Assistant District Attorney Katie Carter argued that Jones put police and the public at risk when he refused to pull over July 15, 2016. Assistant Public Defender Sylvia Delgado argued that the state couldn’t prove it was Jones who was driving the motorcycle that led police on a chase in two states.

Texarkana, Texas, Police Officer Bo Carter said he was patrolling in the Highland Park area of Texarkana, Texas, at about 9:30 p.m. the night of July 15, 2016, when he noticed a motorcycle being driven erratically. Bo Carter said the driver had his feet hanging down and he suspected he was either intoxicated or inexperienced at driving the motorcycle. Bo Carter said he attempted to pull the motorcycle over after it failed to stop completely at a stop sign.

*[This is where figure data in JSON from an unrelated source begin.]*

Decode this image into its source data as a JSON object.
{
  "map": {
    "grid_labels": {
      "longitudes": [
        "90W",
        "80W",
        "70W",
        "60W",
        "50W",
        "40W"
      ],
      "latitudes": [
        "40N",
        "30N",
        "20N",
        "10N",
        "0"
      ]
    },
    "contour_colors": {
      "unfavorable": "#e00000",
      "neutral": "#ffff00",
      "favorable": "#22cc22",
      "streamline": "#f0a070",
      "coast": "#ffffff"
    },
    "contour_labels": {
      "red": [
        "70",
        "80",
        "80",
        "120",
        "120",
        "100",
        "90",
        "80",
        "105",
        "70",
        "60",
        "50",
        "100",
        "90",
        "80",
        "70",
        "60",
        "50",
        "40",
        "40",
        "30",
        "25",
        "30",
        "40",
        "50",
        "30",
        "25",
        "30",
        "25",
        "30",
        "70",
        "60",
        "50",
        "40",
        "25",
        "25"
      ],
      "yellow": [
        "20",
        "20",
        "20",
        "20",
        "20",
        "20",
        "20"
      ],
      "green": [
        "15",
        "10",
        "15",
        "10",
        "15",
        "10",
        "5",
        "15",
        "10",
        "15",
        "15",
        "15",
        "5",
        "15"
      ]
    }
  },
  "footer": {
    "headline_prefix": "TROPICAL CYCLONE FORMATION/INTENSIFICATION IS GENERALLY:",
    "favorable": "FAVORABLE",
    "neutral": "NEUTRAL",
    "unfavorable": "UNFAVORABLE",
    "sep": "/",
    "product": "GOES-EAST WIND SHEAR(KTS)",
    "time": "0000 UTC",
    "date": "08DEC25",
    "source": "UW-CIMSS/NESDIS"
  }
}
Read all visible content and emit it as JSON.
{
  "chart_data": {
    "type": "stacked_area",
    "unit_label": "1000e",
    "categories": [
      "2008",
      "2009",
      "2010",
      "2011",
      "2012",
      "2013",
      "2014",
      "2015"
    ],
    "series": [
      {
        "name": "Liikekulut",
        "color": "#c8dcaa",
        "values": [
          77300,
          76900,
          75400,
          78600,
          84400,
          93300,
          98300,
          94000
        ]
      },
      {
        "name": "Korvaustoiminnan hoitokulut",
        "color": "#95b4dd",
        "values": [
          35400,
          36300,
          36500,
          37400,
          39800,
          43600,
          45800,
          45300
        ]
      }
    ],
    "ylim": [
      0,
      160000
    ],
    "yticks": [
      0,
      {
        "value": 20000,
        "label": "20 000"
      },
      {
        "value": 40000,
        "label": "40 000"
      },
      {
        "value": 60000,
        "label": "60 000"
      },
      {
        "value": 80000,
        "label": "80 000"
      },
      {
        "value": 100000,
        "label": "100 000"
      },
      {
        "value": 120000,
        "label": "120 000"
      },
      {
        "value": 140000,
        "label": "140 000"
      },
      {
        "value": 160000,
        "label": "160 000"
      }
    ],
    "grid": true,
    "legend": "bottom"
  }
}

Bo Carter said he called for assistance when he realized the motorcycle wasn’t going to stop. Bo Carter said he was concerned that sharp turns and bumps associated with a chase could injure the police canine riding in his patrol car. Texarkana, Texas, Police Officer Colten Johnson testified that he was nearby when the call for help came in and he managed to pull in front of Carter’s unit and behind the motorcycle as it traveled from 23rd Street to Olive Street.

Johnson testified that he was able to get a good view of the driver’s face when he made in a turn in the roadway and identified Roy Jones as the person with long white hair and a white beard he chased. Johnson said that he continued to follow behind when Roy Jones crossed the state line into Texarkana, Ark., and officers with that police department took over the pursuit.

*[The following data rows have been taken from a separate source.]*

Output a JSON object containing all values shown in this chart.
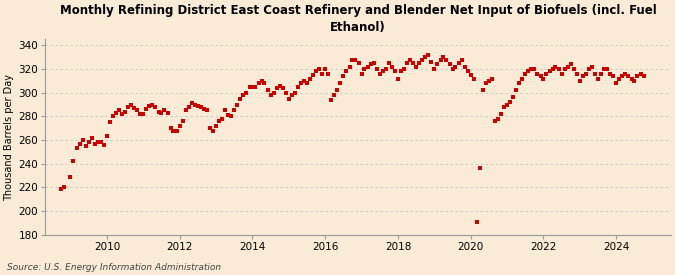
{
  "title": "Monthly Refining District East Coast Refinery and Blender Net Input of Biofuels (incl. Fuel\nEthanol)",
  "ylabel": "Thousand Barrels per Day",
  "source": "Source: U.S. Energy Information Administration",
  "background_color": "#faebd7",
  "dot_color": "#cc0000",
  "grid_color": "#c8c8c8",
  "ylim": [
    180,
    345
  ],
  "yticks": [
    180,
    200,
    220,
    240,
    260,
    280,
    300,
    320,
    340
  ],
  "xticks": [
    2010,
    2012,
    2014,
    2016,
    2018,
    2020,
    2022,
    2024
  ],
  "xlim": [
    2008.3,
    2025.5
  ],
  "data": [
    [
      2008.75,
      219
    ],
    [
      2008.83,
      220
    ],
    [
      2009.0,
      229
    ],
    [
      2009.08,
      242
    ],
    [
      2009.17,
      253
    ],
    [
      2009.25,
      257
    ],
    [
      2009.33,
      260
    ],
    [
      2009.42,
      255
    ],
    [
      2009.5,
      258
    ],
    [
      2009.58,
      262
    ],
    [
      2009.67,
      257
    ],
    [
      2009.75,
      258
    ],
    [
      2009.83,
      258
    ],
    [
      2009.92,
      256
    ],
    [
      2010.0,
      263
    ],
    [
      2010.08,
      275
    ],
    [
      2010.17,
      280
    ],
    [
      2010.25,
      283
    ],
    [
      2010.33,
      285
    ],
    [
      2010.42,
      282
    ],
    [
      2010.5,
      284
    ],
    [
      2010.58,
      288
    ],
    [
      2010.67,
      290
    ],
    [
      2010.75,
      287
    ],
    [
      2010.83,
      285
    ],
    [
      2010.92,
      282
    ],
    [
      2011.0,
      282
    ],
    [
      2011.08,
      286
    ],
    [
      2011.17,
      289
    ],
    [
      2011.25,
      290
    ],
    [
      2011.33,
      288
    ],
    [
      2011.42,
      284
    ],
    [
      2011.5,
      283
    ],
    [
      2011.58,
      285
    ],
    [
      2011.67,
      283
    ],
    [
      2011.75,
      270
    ],
    [
      2011.83,
      268
    ],
    [
      2011.92,
      268
    ],
    [
      2012.0,
      272
    ],
    [
      2012.08,
      276
    ],
    [
      2012.17,
      285
    ],
    [
      2012.25,
      288
    ],
    [
      2012.33,
      291
    ],
    [
      2012.42,
      290
    ],
    [
      2012.5,
      289
    ],
    [
      2012.58,
      288
    ],
    [
      2012.67,
      286
    ],
    [
      2012.75,
      285
    ],
    [
      2012.83,
      270
    ],
    [
      2012.92,
      268
    ],
    [
      2013.0,
      272
    ],
    [
      2013.08,
      276
    ],
    [
      2013.17,
      278
    ],
    [
      2013.25,
      285
    ],
    [
      2013.33,
      281
    ],
    [
      2013.42,
      280
    ],
    [
      2013.5,
      285
    ],
    [
      2013.58,
      290
    ],
    [
      2013.67,
      295
    ],
    [
      2013.75,
      298
    ],
    [
      2013.83,
      300
    ],
    [
      2013.92,
      305
    ],
    [
      2014.0,
      305
    ],
    [
      2014.08,
      305
    ],
    [
      2014.17,
      308
    ],
    [
      2014.25,
      310
    ],
    [
      2014.33,
      308
    ],
    [
      2014.42,
      302
    ],
    [
      2014.5,
      298
    ],
    [
      2014.58,
      300
    ],
    [
      2014.67,
      304
    ],
    [
      2014.75,
      306
    ],
    [
      2014.83,
      304
    ],
    [
      2014.92,
      300
    ],
    [
      2015.0,
      295
    ],
    [
      2015.08,
      298
    ],
    [
      2015.17,
      300
    ],
    [
      2015.25,
      305
    ],
    [
      2015.33,
      308
    ],
    [
      2015.42,
      310
    ],
    [
      2015.5,
      308
    ],
    [
      2015.58,
      312
    ],
    [
      2015.67,
      315
    ],
    [
      2015.75,
      318
    ],
    [
      2015.83,
      320
    ],
    [
      2015.92,
      316
    ],
    [
      2016.0,
      320
    ],
    [
      2016.08,
      316
    ],
    [
      2016.17,
      294
    ],
    [
      2016.25,
      298
    ],
    [
      2016.33,
      302
    ],
    [
      2016.42,
      308
    ],
    [
      2016.5,
      314
    ],
    [
      2016.58,
      318
    ],
    [
      2016.67,
      322
    ],
    [
      2016.75,
      328
    ],
    [
      2016.83,
      328
    ],
    [
      2016.92,
      325
    ],
    [
      2017.0,
      316
    ],
    [
      2017.08,
      320
    ],
    [
      2017.17,
      322
    ],
    [
      2017.25,
      324
    ],
    [
      2017.33,
      325
    ],
    [
      2017.42,
      320
    ],
    [
      2017.5,
      316
    ],
    [
      2017.58,
      318
    ],
    [
      2017.67,
      320
    ],
    [
      2017.75,
      325
    ],
    [
      2017.83,
      322
    ],
    [
      2017.92,
      318
    ],
    [
      2018.0,
      312
    ],
    [
      2018.08,
      318
    ],
    [
      2018.17,
      320
    ],
    [
      2018.25,
      325
    ],
    [
      2018.33,
      328
    ],
    [
      2018.42,
      325
    ],
    [
      2018.5,
      322
    ],
    [
      2018.58,
      325
    ],
    [
      2018.67,
      328
    ],
    [
      2018.75,
      330
    ],
    [
      2018.83,
      332
    ],
    [
      2018.92,
      326
    ],
    [
      2019.0,
      320
    ],
    [
      2019.08,
      324
    ],
    [
      2019.17,
      328
    ],
    [
      2019.25,
      330
    ],
    [
      2019.33,
      328
    ],
    [
      2019.42,
      324
    ],
    [
      2019.5,
      320
    ],
    [
      2019.58,
      322
    ],
    [
      2019.67,
      325
    ],
    [
      2019.75,
      328
    ],
    [
      2019.83,
      322
    ],
    [
      2019.92,
      318
    ],
    [
      2020.0,
      315
    ],
    [
      2020.08,
      312
    ],
    [
      2020.17,
      191
    ],
    [
      2020.25,
      236
    ],
    [
      2020.33,
      302
    ],
    [
      2020.42,
      308
    ],
    [
      2020.5,
      310
    ],
    [
      2020.58,
      312
    ],
    [
      2020.67,
      276
    ],
    [
      2020.75,
      278
    ],
    [
      2020.83,
      282
    ],
    [
      2020.92,
      288
    ],
    [
      2021.0,
      290
    ],
    [
      2021.08,
      292
    ],
    [
      2021.17,
      296
    ],
    [
      2021.25,
      302
    ],
    [
      2021.33,
      308
    ],
    [
      2021.42,
      312
    ],
    [
      2021.5,
      316
    ],
    [
      2021.58,
      318
    ],
    [
      2021.67,
      320
    ],
    [
      2021.75,
      320
    ],
    [
      2021.83,
      316
    ],
    [
      2021.92,
      314
    ],
    [
      2022.0,
      312
    ],
    [
      2022.08,
      316
    ],
    [
      2022.17,
      318
    ],
    [
      2022.25,
      320
    ],
    [
      2022.33,
      322
    ],
    [
      2022.42,
      320
    ],
    [
      2022.5,
      316
    ],
    [
      2022.58,
      320
    ],
    [
      2022.67,
      322
    ],
    [
      2022.75,
      324
    ],
    [
      2022.83,
      320
    ],
    [
      2022.92,
      316
    ],
    [
      2023.0,
      310
    ],
    [
      2023.08,
      314
    ],
    [
      2023.17,
      316
    ],
    [
      2023.25,
      320
    ],
    [
      2023.33,
      322
    ],
    [
      2023.42,
      316
    ],
    [
      2023.5,
      312
    ],
    [
      2023.58,
      316
    ],
    [
      2023.67,
      320
    ],
    [
      2023.75,
      320
    ],
    [
      2023.83,
      316
    ],
    [
      2023.92,
      314
    ],
    [
      2024.0,
      308
    ],
    [
      2024.08,
      312
    ],
    [
      2024.17,
      314
    ],
    [
      2024.25,
      316
    ],
    [
      2024.33,
      314
    ],
    [
      2024.42,
      312
    ],
    [
      2024.5,
      310
    ],
    [
      2024.58,
      314
    ],
    [
      2024.67,
      316
    ],
    [
      2024.75,
      314
    ]
  ]
}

Johnson said he chased Roy Jones a second time after he crossed back into Texas. Texarkana, Ark., Police Officer Joshua Jones testified that he followed the motorcycle for at least 10 miles in the city limits of Texarkana, Ark., before the chase was called off because of concern for public safety. Joshua Jones said the motorcycle nearly wrecked at one point, ran numerous stop signs and drove recklessly.

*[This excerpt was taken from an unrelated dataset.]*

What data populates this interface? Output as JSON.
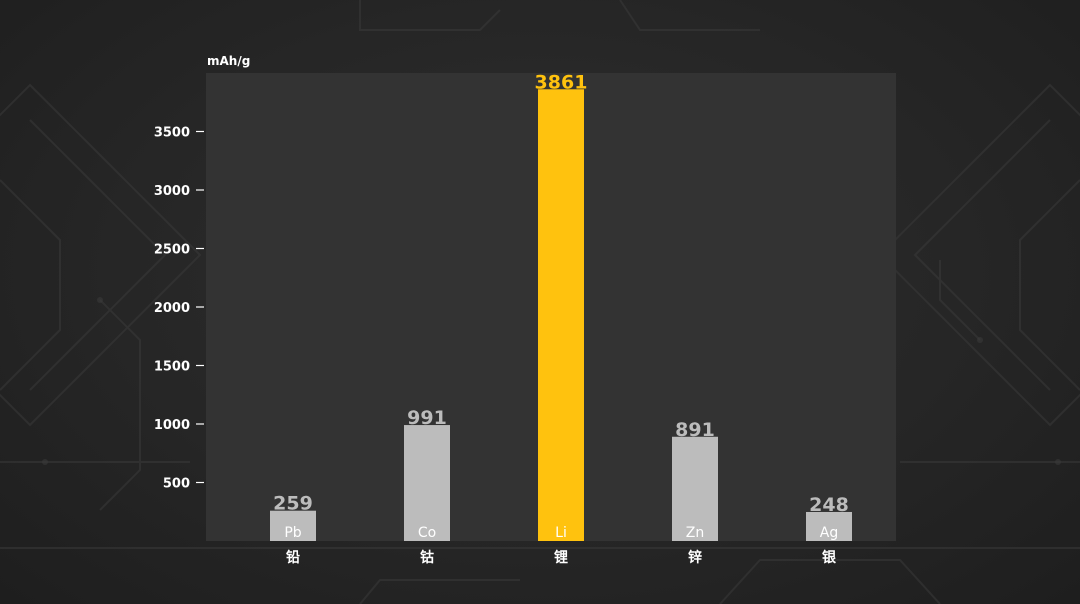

Joshua Jones and Johnson testified that one of the officers pursuing Roy Jones was able to get the motorcycle’s tag number. The motorcyle was registered to Richard Turner.

Turner testified that a number of law enforcement officers showed up at his home the night of the chase. Turner said he told the officers he had sold the motorcycle through a newspaper ad to a man named Roy Jones. Turner, who also has white hair, said that he signed the title over to Jones after being paid cash for the motorcycle and that he did not have a bill of sale. Turner was able to give officers Jones’ address because he had followed him to his home after Jones bought the motorcycle so that he could give him a ride back to Turner’s house where Jones’ vehicle was parked.

Following Turner’s testimony, 5th District Judge Bill Miller discussed an issue with a juror outside the presence of the other jurors. The juror said that she did not realize until Turner walked into court that she knew him. The juror said she has known Turner for 20 years and does not believe he was the one who evaded arrest on the motorcycle. Miller thanked the juror for her service but excused her and replaced her with a male alternate out of “an abundance of caution” to insure Jones receives a fair trial.

Jones has prior convictions for drug-related offenses and aggravated assault.